Na região mais interior do disco de acreção ocorrem frequentemente erupções que libertam grande quantidade de raios ultravioleta e raios X. Isto deve-se ao fluxo turbulento do material no disco de acreção e à sua interacção com o campo electromagnético fortíssimo em torno do buraco negro. Estas erupções são detectadas por observatórios em órbita da Terra. A luz emitida viaja então em todas as direcções e parte dela atinge, algum tempo depois, as nuvens de gás e poeira que rodeiam o disco de acreção, aquecendo-as e fazendo-as brilhar ainda mais no infravermelho. Essas erupções no infravermelho podem ser detectadas a partir de telescópios na Terra. O desfasamento temporal entre a erupção ultravioleta e a correspondente reverberação no infravermelho permitem calcular a dimensão do disco de acreção (basta multiplicar a diferença de tempo pela velocidade da luz).

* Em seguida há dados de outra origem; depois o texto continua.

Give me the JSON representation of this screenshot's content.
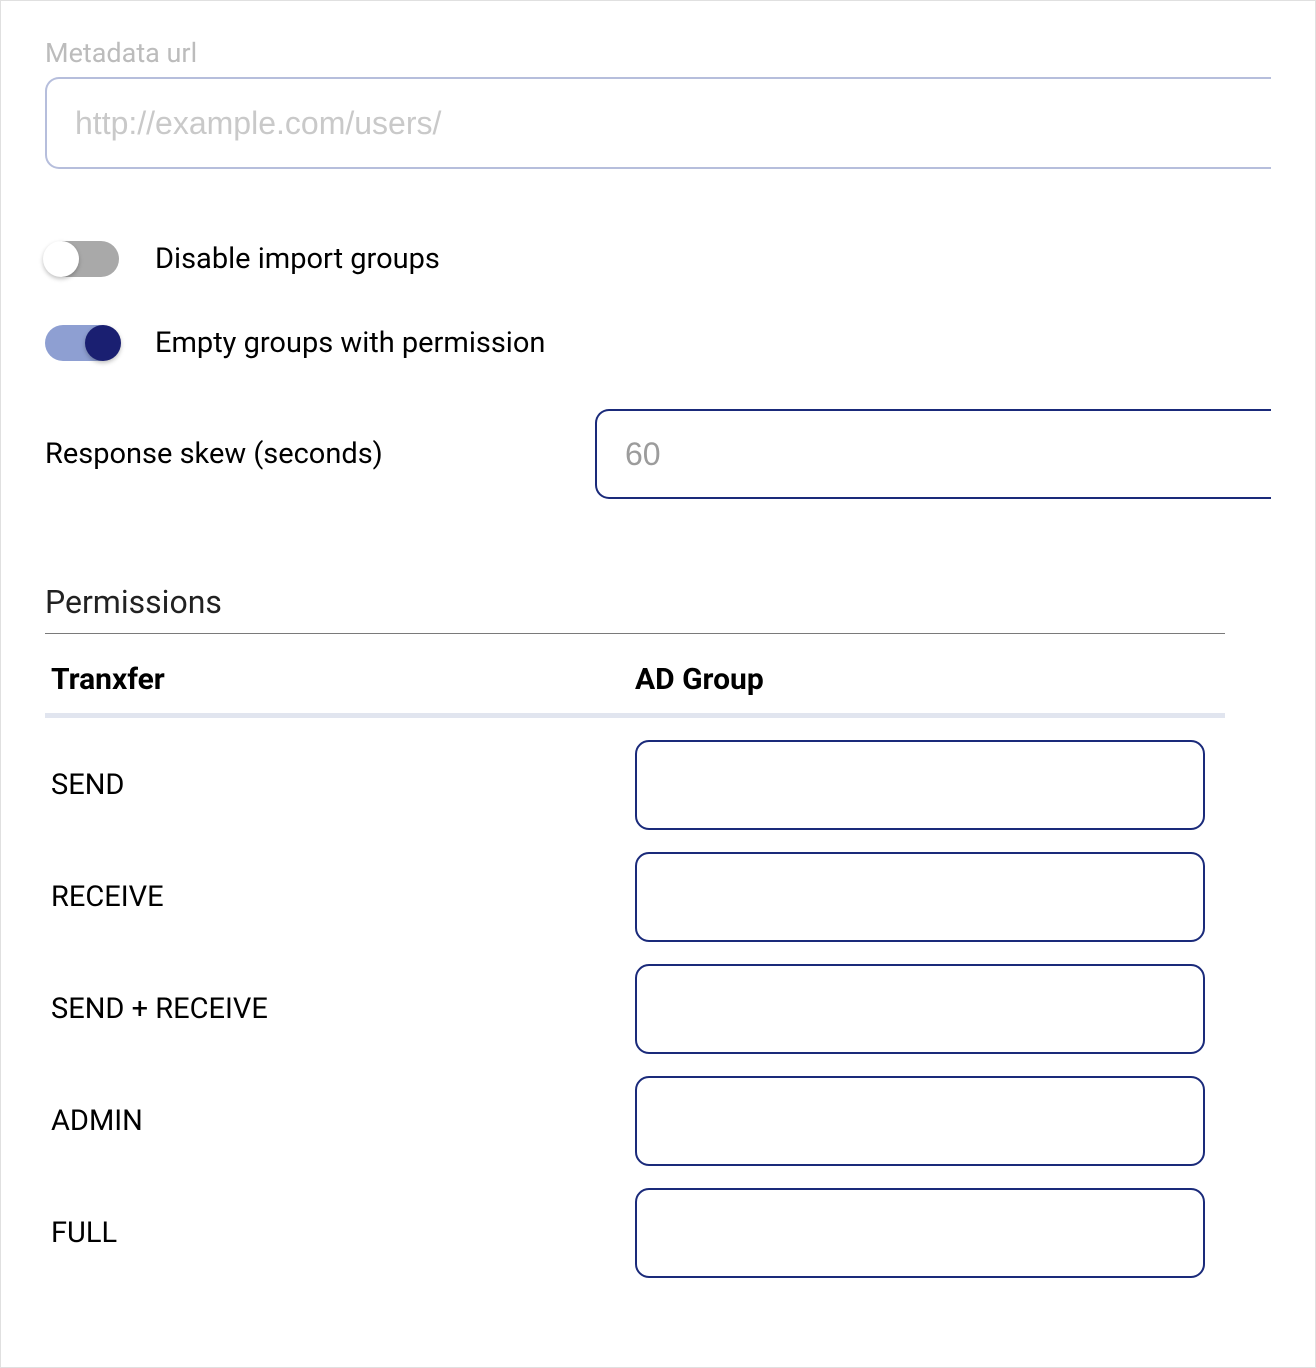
{
  "metadata": {
    "label": "Metadata url",
    "placeholder": "http://example.com/users/",
    "value": ""
  },
  "toggles": {
    "disable_import_groups": {
      "label": "Disable import groups",
      "on": false
    },
    "empty_groups_permission": {
      "label": "Empty groups with permission",
      "on": true
    }
  },
  "response_skew": {
    "label": "Response skew (seconds)",
    "placeholder": "60",
    "value": ""
  },
  "permissions": {
    "title": "Permissions",
    "columns": {
      "c1": "Tranxfer",
      "c2": "AD Group"
    },
    "rows": [
      {
        "name": "SEND",
        "value": ""
      },
      {
        "name": "RECEIVE",
        "value": ""
      },
      {
        "name": "SEND + RECEIVE",
        "value": ""
      },
      {
        "name": "ADMIN",
        "value": ""
      },
      {
        "name": "FULL",
        "value": ""
      }
    ]
  }
}
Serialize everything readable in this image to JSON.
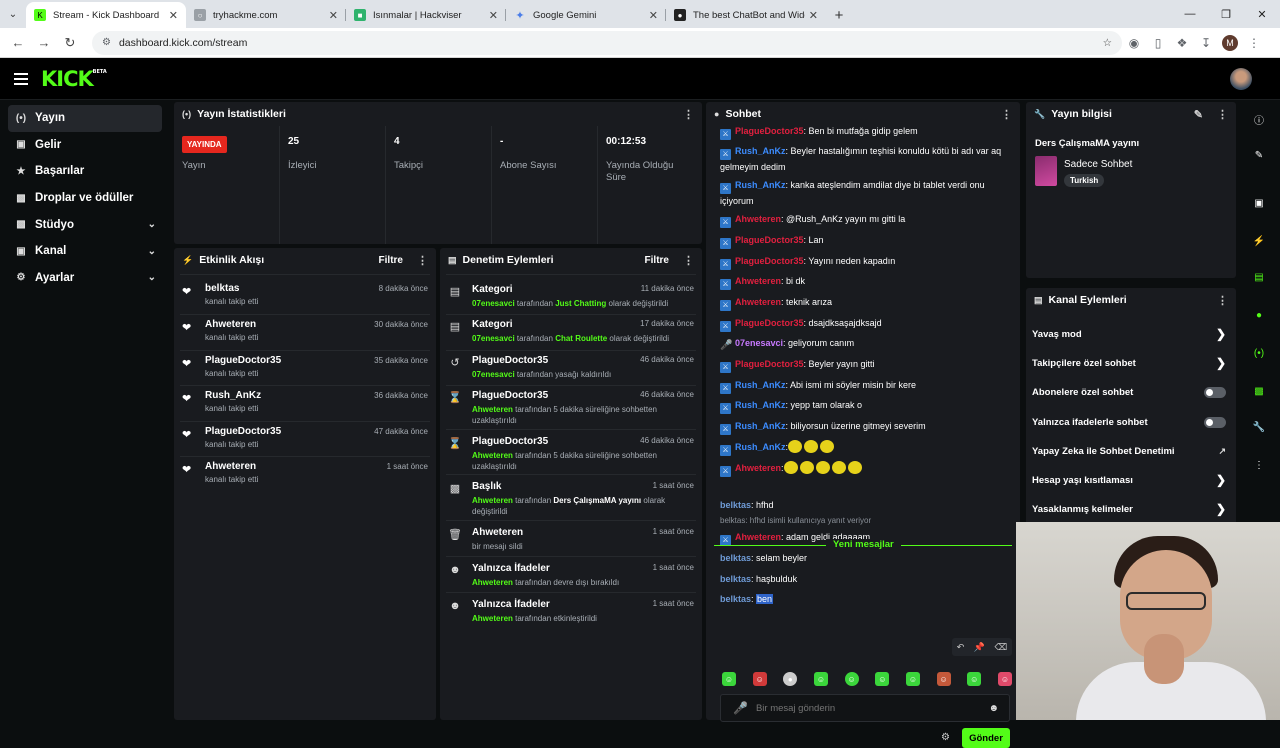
{
  "browser": {
    "tabs": [
      {
        "title": "Stream - Kick Dashboard",
        "active": true,
        "icon": "kick-favicon"
      },
      {
        "title": "tryhackme.com",
        "active": false,
        "icon": "globe-favicon"
      },
      {
        "title": "Isınmalar | Hackviser",
        "active": false,
        "icon": "hackviser-favicon"
      },
      {
        "title": "Google Gemini",
        "active": false,
        "icon": "gemini-favicon"
      },
      {
        "title": "The best ChatBot and Widgets",
        "active": false,
        "icon": "botrix-favicon"
      }
    ],
    "url": "dashboard.kick.com/stream",
    "profile_initial": "M"
  },
  "logo": {
    "text": "KICK",
    "tag": "BETA",
    "color": "#53fc18"
  },
  "sidebar": {
    "items": [
      {
        "label": "Yayın",
        "icon": "broadcast-icon",
        "active": true,
        "expandable": false
      },
      {
        "label": "Gelir",
        "icon": "money-icon",
        "active": false,
        "expandable": false
      },
      {
        "label": "Başarılar",
        "icon": "trophy-icon",
        "active": false,
        "expandable": false
      },
      {
        "label": "Droplar ve ödüller",
        "icon": "gift-icon",
        "active": false,
        "expandable": false
      },
      {
        "label": "Stüdyo",
        "icon": "studio-icon",
        "active": false,
        "expandable": true
      },
      {
        "label": "Kanal",
        "icon": "channel-icon",
        "active": false,
        "expandable": true
      },
      {
        "label": "Ayarlar",
        "icon": "gear-icon",
        "active": false,
        "expandable": true
      }
    ]
  },
  "stats": {
    "title": "Yayın İstatistikleri",
    "items": [
      {
        "value": "YAYINDA",
        "label": "Yayın"
      },
      {
        "value": "25",
        "label": "İzleyici"
      },
      {
        "value": "4",
        "label": "Takipçi"
      },
      {
        "value": "-",
        "label": "Abone Sayısı"
      },
      {
        "value": "00:12:53",
        "label": "Yayında Olduğu Süre"
      }
    ],
    "live_color": "#e5271e"
  },
  "activity": {
    "title": "Etkinlik Akışı",
    "filter_label": "Filtre",
    "items": [
      {
        "name": "belktas",
        "action": "kanalı takip etti",
        "time": "8 dakika önce"
      },
      {
        "name": "Ahweteren",
        "action": "kanalı takip etti",
        "time": "30 dakika önce"
      },
      {
        "name": "PlagueDoctor35",
        "action": "kanalı takip etti",
        "time": "35 dakika önce"
      },
      {
        "name": "Rush_AnKz",
        "action": "kanalı takip etti",
        "time": "36 dakika önce"
      },
      {
        "name": "PlagueDoctor35",
        "action": "kanalı takip etti",
        "time": "47 dakika önce"
      },
      {
        "name": "Ahweteren",
        "action": "kanalı takip etti",
        "time": "1 saat önce"
      }
    ]
  },
  "moderation": {
    "title": "Denetim Eylemleri",
    "filter_label": "Filtre",
    "items": [
      {
        "title": "Kategori",
        "time": "11 dakika önce",
        "icon": "category-icon",
        "actor": "07enesavci",
        "text1": " tarafından ",
        "hl": "Just Chatting",
        "text2": " olarak değiştirildi"
      },
      {
        "title": "Kategori",
        "time": "17 dakika önce",
        "icon": "category-icon",
        "actor": "07enesavci",
        "text1": " tarafından ",
        "hl": "Chat Roulette",
        "text2": " olarak değiştirildi"
      },
      {
        "title": "PlagueDoctor35",
        "time": "46 dakika önce",
        "icon": "unban-icon",
        "actor": "07enesavci",
        "text1": " tarafından yasağı kaldırıldı",
        "hl": "",
        "text2": ""
      },
      {
        "title": "PlagueDoctor35",
        "time": "46 dakika önce",
        "icon": "hourglass-icon",
        "actor": "Ahweteren",
        "text1": " tarafından 5 dakika süreliğine sohbetten uzaklaştırıldı",
        "hl": "",
        "text2": ""
      },
      {
        "title": "PlagueDoctor35",
        "time": "46 dakika önce",
        "icon": "hourglass-icon",
        "actor": "Ahweteren",
        "text1": " tarafından 5 dakika süreliğine sohbetten uzaklaştırıldı",
        "hl": "",
        "text2": ""
      },
      {
        "title": "Başlık",
        "time": "1 saat önce",
        "icon": "title-icon",
        "actor": "Ahweteren",
        "text1": " tarafından ",
        "hl": "Ders ÇalışmaMA yayını",
        "text2": " olarak değiştirildi"
      },
      {
        "title": "Ahweteren",
        "time": "1 saat önce",
        "icon": "trash-icon",
        "actor": "",
        "text1": "bir mesajı sildi",
        "hl": "",
        "text2": ""
      },
      {
        "title": "Yalnızca İfadeler",
        "time": "1 saat önce",
        "icon": "emoji-icon",
        "actor": "Ahweteren",
        "text1": " tarafından devre dışı bırakıldı",
        "hl": "",
        "text2": ""
      },
      {
        "title": "Yalnızca İfadeler",
        "time": "1 saat önce",
        "icon": "emoji-icon",
        "actor": "Ahweteren",
        "text1": " tarafından etkinleştirildi",
        "hl": "",
        "text2": ""
      }
    ]
  },
  "chat": {
    "title": "Sohbet",
    "messages": [
      {
        "user": "PlagueDoctor35",
        "color": "red",
        "badge": "mod",
        "text": ": Ben bi mutfağa gidip gelem"
      },
      {
        "user": "Rush_AnKz",
        "color": "blue",
        "badge": "mod",
        "text": ": Beyler hastalığımın teşhisi konuldu kötü bi adı var aq gelmeyim dedim"
      },
      {
        "user": "Rush_AnKz",
        "color": "blue",
        "badge": "mod",
        "text": ": kanka ateşlendim amdilat diye bi tablet verdi onu içiyorum"
      },
      {
        "user": "Ahweteren",
        "color": "red",
        "badge": "mod",
        "text": ": @Rush_AnKz yayın mı gitti la"
      },
      {
        "user": "PlagueDoctor35",
        "color": "red",
        "badge": "mod",
        "text": ": Lan"
      },
      {
        "user": "PlagueDoctor35",
        "color": "red",
        "badge": "mod",
        "text": ": Yayını neden kapadın"
      },
      {
        "user": "Ahweteren",
        "color": "red",
        "badge": "mod",
        "text": ": bi dk"
      },
      {
        "user": "Ahweteren",
        "color": "red",
        "badge": "mod",
        "text": ": teknik arıza"
      },
      {
        "user": "PlagueDoctor35",
        "color": "red",
        "badge": "mod",
        "text": ": dsajdksaşajdksajd"
      },
      {
        "user": "07enesavci",
        "color": "purple",
        "badge": "mic",
        "text": ": geliyorum canım"
      },
      {
        "user": "PlagueDoctor35",
        "color": "red",
        "badge": "mod",
        "text": ": Beyler yayın gitti"
      },
      {
        "user": "Rush_AnKz",
        "color": "blue",
        "badge": "mod",
        "text": ": Abi ismi mi söyler misin bir kere"
      },
      {
        "user": "Rush_AnKz",
        "color": "blue",
        "badge": "mod",
        "text": ": yepp tam olarak o"
      },
      {
        "user": "Rush_AnKz",
        "color": "blue",
        "badge": "mod",
        "text": ": biliyorsun üzerine gitmeyi severim"
      },
      {
        "user": "Rush_AnKz",
        "color": "blue",
        "badge": "mod",
        "text": ":",
        "emotes": 3
      },
      {
        "user": "Ahweteren",
        "color": "red",
        "badge": "mod",
        "text": ":",
        "emotes": 5
      }
    ],
    "new_messages_label": "Yeni mesajlar",
    "new_messages": [
      {
        "user": "belktas",
        "color": "bel",
        "badge": "",
        "text": ": hfhd"
      },
      {
        "reply_note": "belktas: hfhd isimli kullanıcıya yanıt veriyor"
      },
      {
        "user": "Ahweteren",
        "color": "red",
        "badge": "mod",
        "text": ": adam geldi adaaaam"
      },
      {
        "user": "belktas",
        "color": "bel",
        "badge": "",
        "text": ": selam beyler"
      },
      {
        "user": "belktas",
        "color": "bel",
        "badge": "",
        "text": ": haşbulduk"
      },
      {
        "user": "belktas",
        "color": "bel",
        "badge": "",
        "text": ": ",
        "highlight": "ben"
      }
    ],
    "input_placeholder": "Bir mesaj gönderin",
    "send_label": "Gönder",
    "accent": "#53fc18"
  },
  "stream_info": {
    "title": "Yayın bilgisi",
    "stream_title": "Ders ÇalışmaMA yayını",
    "category": "Sadece Sohbet",
    "language": "Turkish"
  },
  "channel_actions": {
    "title": "Kanal Eylemleri",
    "items": [
      {
        "label": "Yavaş mod",
        "control": "chevron"
      },
      {
        "label": "Takipçilere özel sohbet",
        "control": "chevron"
      },
      {
        "label": "Abonelere özel sohbet",
        "control": "toggle"
      },
      {
        "label": "Yalnızca ifadelerle sohbet",
        "control": "toggle"
      },
      {
        "label": "Yapay Zeka ile Sohbet Denetimi",
        "control": "external"
      },
      {
        "label": "Hesap yaşı kısıtlaması",
        "control": "chevron"
      },
      {
        "label": "Yasaklanmış kelimeler",
        "control": "chevron"
      }
    ]
  },
  "rail": {
    "icons": [
      "info-icon",
      "edit-icon",
      "focus-icon",
      "lightning-icon",
      "notes-icon",
      "chat-icon",
      "broadcast-icon",
      "layout-icon",
      "wrench-icon",
      "more-icon"
    ]
  }
}
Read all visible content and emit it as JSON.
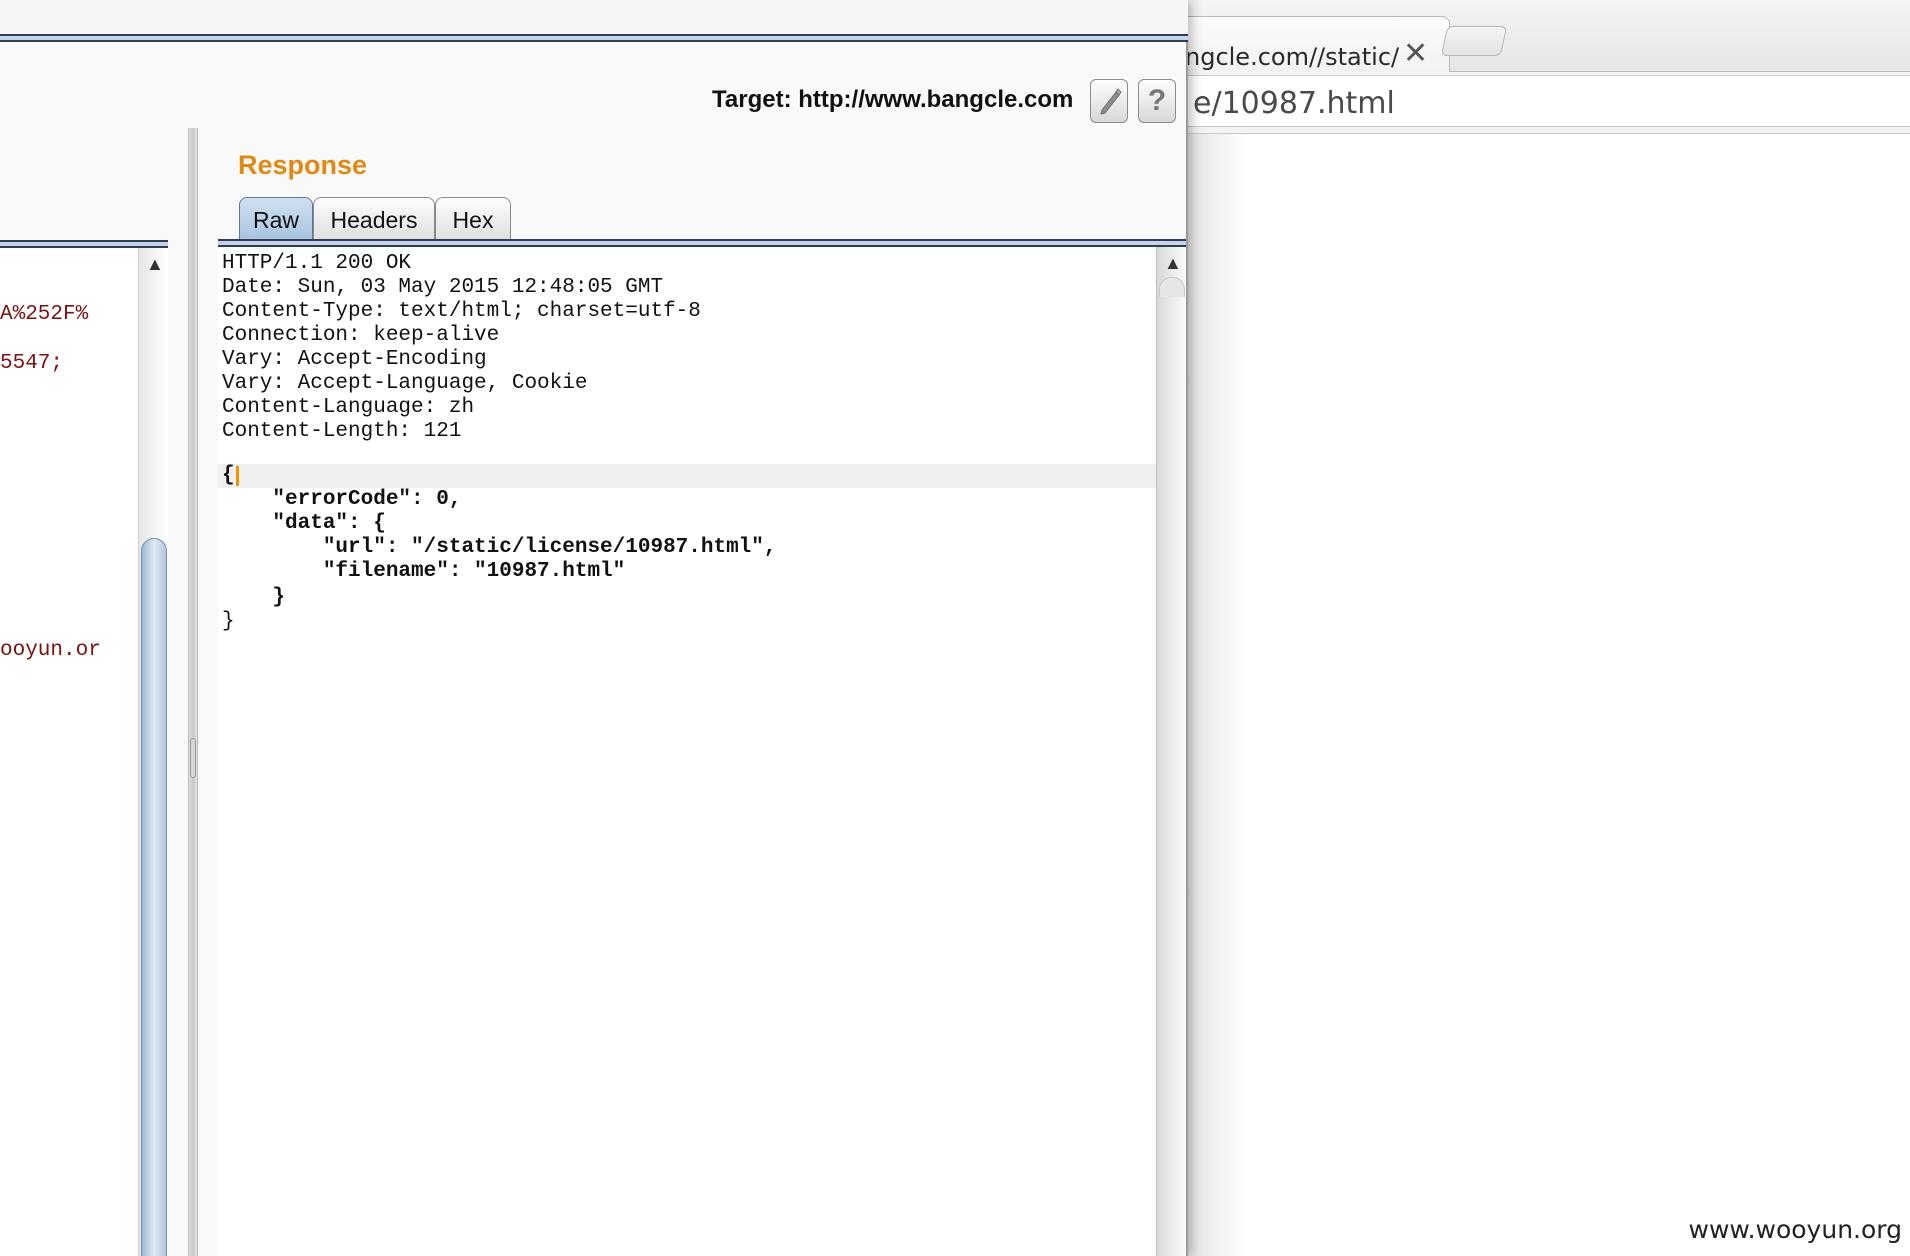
{
  "browser": {
    "tab_title": "ngcle.com//static/",
    "tab_close": "✕",
    "url": "e/10987.html"
  },
  "watermark": "www.wooyun.org",
  "burp": {
    "target_label": "Target: http://www.bangcle.com",
    "edit_icon": "pencil-icon",
    "help_label": "?",
    "request_fragments": [
      "A%252F%",
      "5547;",
      "ooyun.or"
    ],
    "response": {
      "title": "Response",
      "tabs": [
        "Raw",
        "Headers",
        "Hex"
      ],
      "active_tab": "Raw",
      "headers": [
        "HTTP/1.1 200 OK",
        "Date: Sun, 03 May 2015 12:48:05 GMT",
        "Content-Type: text/html; charset=utf-8",
        "Connection: keep-alive",
        "Vary: Accept-Encoding",
        "Vary: Accept-Language, Cookie",
        "Content-Language: zh",
        "Content-Length: 121"
      ],
      "body": [
        "{",
        "    \"errorCode\": 0,",
        "    \"data\": {",
        "        \"url\": \"/static/license/10987.html\",",
        "        \"filename\": \"10987.html\"",
        "    }",
        "}"
      ]
    }
  },
  "colors": {
    "response_title": "#e08a16",
    "request_text": "#7a1212",
    "caret": "#f29400",
    "active_tab": "#a8c3e0"
  }
}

Por outro lado, os astrónomos podem utilizar um telescópio suficientemente grande para medir directamente (com uma imagem) o tamanho aparente do disco de acreção. Não é tarefa fácil. Neste caso foram utilizados os dois telescópios Keck com espelhos segmentados de 10 metros, no Hawaii, funcionando como um interferómetro por forma a obter uma resolução equivalente a um telescópio de 85 metros. O conhecimento do tamanho aparente e do tamanho real do disco permitiu aos astrónomos calcular de forma muito simples uma distância de 62 milhões anos-luz para a NGC 4151.
Referências: Sebastian F. Hoenig et al. 2014. A dust-parallax distance of 19 megaparsecs to the supermassive black hole in NGC 4151. Nature 515, 528–530.